Incluso los actores no estatales están sumándose a la tendencia de apelar a un público más amplio. El autoproclamado Estado Islámico, o ISIS, ha tenido un éxito notable en la captación de seguidores a través de su uso sofisticado de las redes sociales y de videoclips ingeniosos. Parte de su propaganda intenta idealizar la yihad o la vida en el califato; otra parte ataca al movimiento de derechos humanos de una forma más fundamental, al rechazar las limitaciones de los derechos a cambio de su forzada interpretación de la ley islámica. Contrarrestar a ISIS requiere no solamente del tipo de estrategia militar que se está desplegando en Irak y Siria, sino también de un desafío ideológico capaz de disuadir a quienes puedan sentirse atraídos a esta racionalización de la ejecución sumaria, la esclavitud y la violación. Realizar encuestas entre las personas a las que se dirigen estos mensajes puede ayudar a dar forma a la respuesta más eficaz.

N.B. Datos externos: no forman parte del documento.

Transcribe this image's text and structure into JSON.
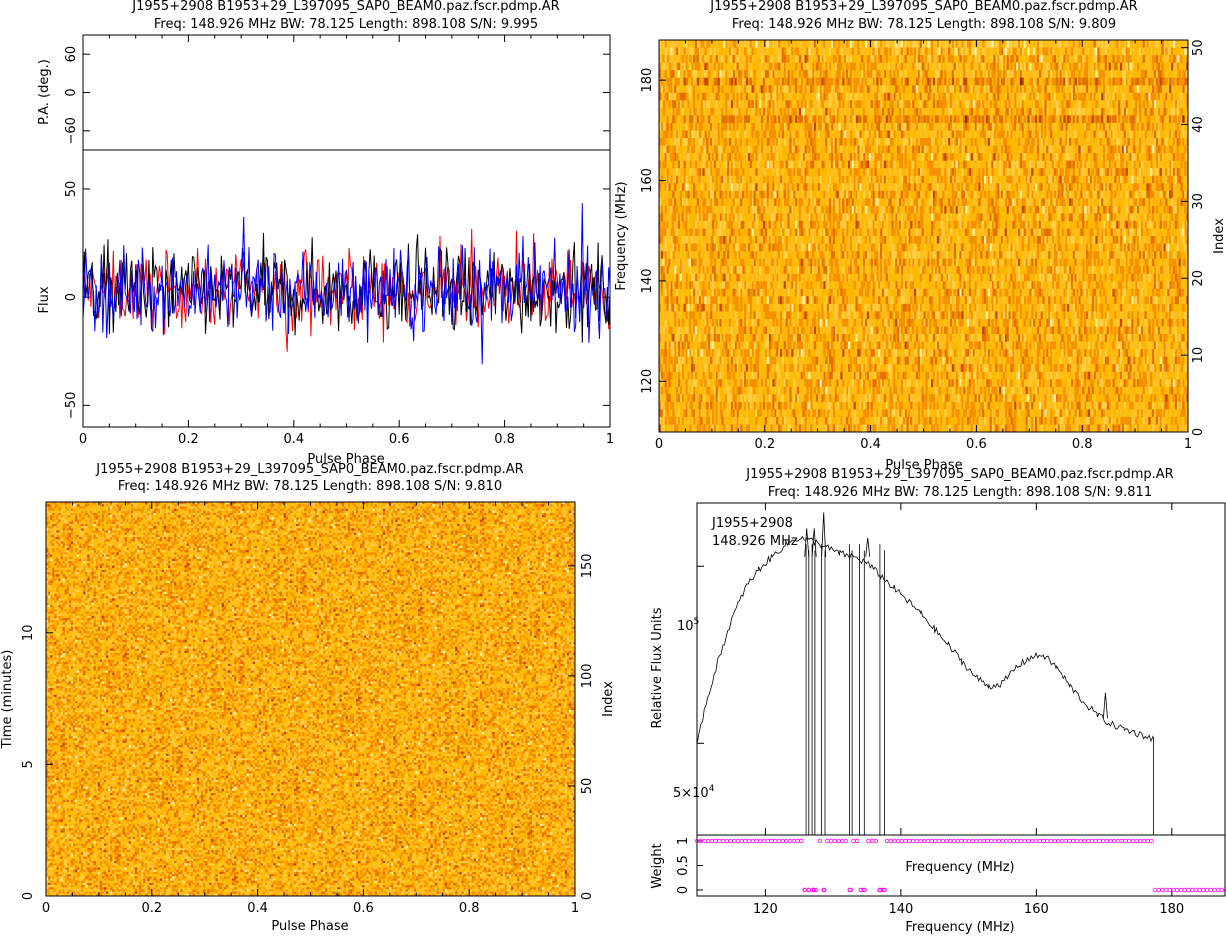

Estas observaciones sobre el papel de la opinión pública también se pueden aplicar a los argumentos acerca de la necesidad que tiene el movimiento de derechos humanos de construir una base social amplia. En principio, por razones de peso político y respaldo económico, un movimiento social amplio es algo deseable. Pero teniendo en cuenta que las agrupaciones de derechos, como todos los demás, tienen recursos limitados, cualquier organización particular debe preguntarse si es mejor utilizar sus recursos para construir un movimiento de masas o para realizar actividades de incidencia dirigidas a audiencias más específicas.
Entonces, sí, el movimiento de derechos humanos debe usar las encuestas de opinión, pero hay que tener claro cuál es su objetivo. Para algunas cuestiones, el público en general de un país es una audiencia fundamental; en estos casos, las encuestas generales son una herramienta útil. Pero para otras, el público en general es menos importante que determinados subconjuntos, más informados e influyentes. Debemos tener cuidado de no dejar que las encuestas generales eviten que comprendamos a las audiencias más específicas que a menudo son las más importantes.